World6-7「磔の悪魔」
全身に力が溢れているのがわかる。今までの戦いによる疲労が吹き飛んだわけではなかったが、欠片の塊を取り込んだことで今までの数倍以上の力を得たのだということが実感出来た。
「終わり……? 私が……?」
口元の血を拭いつつ、刹那は笑みをこぼす。表情こそ余裕ぶって見せてはいるものの、その姿からはこれまでの悠然とした態度を感じ取ることは出来なかった。
「笑わせないで! そんな姿になっただけでハッタリかまそうなんて……随分なめられたものねぇ……この私もっ!」
瞬間、刹那の左手に大剣が握られる。
「ぶっ壊れよォっ!」
凶悪な笑みを顔中に広げながら、刹那は空中の永久目掛けて思い切り大剣を薙ぐ。すると、大剣から発せられた黒い衝撃波が永久へと凄まじい勢いで飛来していく。
「刹那……っ!」
しかし、その衝撃波は永久へ直撃する寸前で、電流の弾けるような音と共に消えてしまう。その光景に、永久を除くその場にいた全員が表情を驚愕に染め上げた。
「これで……終わらせるっ!」
刹那の衝撃波を消滅させた途端、全身の疲労感がどっと増したような感触を覚えた。どうやら大剣による衝撃波以上に今の「相殺する」力は消耗するらしい。もう一度刹那の衝撃波クラスの攻撃を打ち消すとなると、もう飛んでいることさえ出来なくなるだろう。そうでないにしても永久の消耗は激しく、今戦いを続けていること自体無茶をしているようなものだった。
――――次で……決めなきゃ!
「はぁぁぁ……っ!」
ショートソードを持った右腕を水平に伸ばし、右腕へ集中するとショートソードを白いオーラが包み始める。まるでショートソードそのものが輝いているかのようなその光景に、由愛や英輔、そして美奈子までもが目を奪われていた。
「どこまでも……どこまでもどこまでも小賢しいのよアンタ達はぁぁぁっ!」
刹那が金切り声のような甲高い、どこか悲鳴のような声を上げると、今度は刹那の身体を真っ黒なオーラが包み込む。
「朽ちろ永久っ!」
「終われ刹那っ!」
その言葉をゴングに、永久は輝くショートソードを構えて刹那へ急降下を始める。対する刹那は、黒いオーラを大剣へ集中させて構えると、急降下する永久目掛けて勢い良く跳ねた。

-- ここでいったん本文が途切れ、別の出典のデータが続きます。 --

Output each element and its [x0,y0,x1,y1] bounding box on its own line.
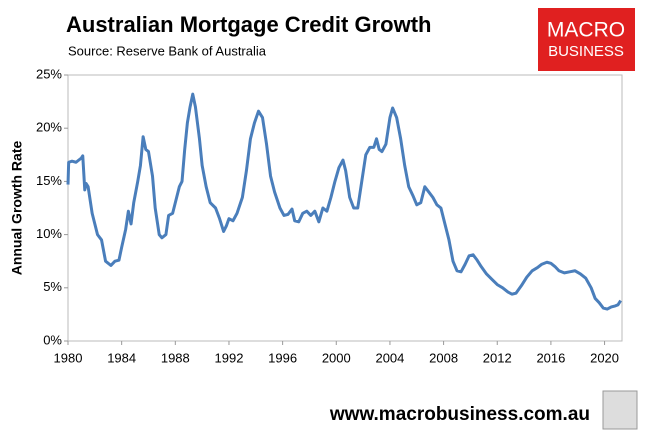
y-tick-label: 15% [36,173,62,188]
x-tick-label: 2004 [375,350,404,365]
y-tick-label: 10% [36,226,62,241]
y-tick-label: 5% [43,279,62,294]
y-tick-label: 20% [36,120,62,135]
chart-title: Australian Mortgage Credit Growth [66,12,431,37]
footer: www.macrobusiness.com.au [329,404,590,425]
y-axis-label: Annual Growth Rate [9,141,25,276]
x-tick-label: 1988 [161,350,190,365]
x-tick-label: 1984 [107,350,136,365]
x-tick-label: 1980 [54,350,83,365]
logo-box [538,8,635,71]
x-tick-label: 2012 [483,350,512,365]
x-tick-label: 1996 [268,350,297,365]
x-tick-label: 2016 [536,350,565,365]
x-tick-label: 1992 [215,350,244,365]
x-tick-label: 2000 [322,350,351,365]
logo-text: BUSINESS [548,43,624,60]
logo-icon [602,390,638,430]
x-tick-label: 2008 [429,350,458,365]
chart-subtitle: Source: Reserve Bank of Australia [68,43,267,58]
line-series [66,92,622,311]
logo-text: MACRO [547,19,625,42]
y-tick-label: 25% [36,66,62,81]
y-tick-label: 0% [43,332,62,347]
plot-frame [67,74,623,342]
x-tick-label: 2020 [590,350,619,365]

突き出した永久のショートソードと、振り抜かれた大剣が空中でかち合う。しばらく二つの剣は力が拮抗しているかのようにその態勢のまま鍔迫り合いをしていたが、やがて刹那の持つ大剣がピシリと音を立て、小さなヒビが入る。
「――っ!?」
「終わッ……りだぁぁぁぁっ!!」
永久の叫びを合図に、刹那の大剣が砕け始める。まるでそれに呼応するかのように、刹那の表情もまた絶望へと砕け散り始めた。
「う……そ……っ! 私がっ……!」
音を立てて大剣が砕け散っていた時には、既に刹那の胸に白いオーラを纏ったショートソードが突き刺さっていた。
「あ、嫌……イヤ……あぁぁぁぁぁぁぁぁぁぁぁぁぁぁぁっ!」
「おおおおおおおおおおおおおおおおっ!」
甲高い絶叫を上げる刹那を突き刺したまま、永久の身体は急降下を続ける。やがて刹那の身体をショートソードで地面へ縛り付けるかのように、ショートソードはコンクリートを深く抉って地面へと突き立てられた。
「か……はっ……」
呻き声と共に刹那が口から血を吐き出す。それと同時に永久はショートソードから手を離し、ゆっくりと翼を動かしながらその場へ舞い降りた。
「はぁっ……はぁっ……」
瞬間、永久の身体がその場へ崩れるようにして倒れ、彼女の身体を眩い光が包む。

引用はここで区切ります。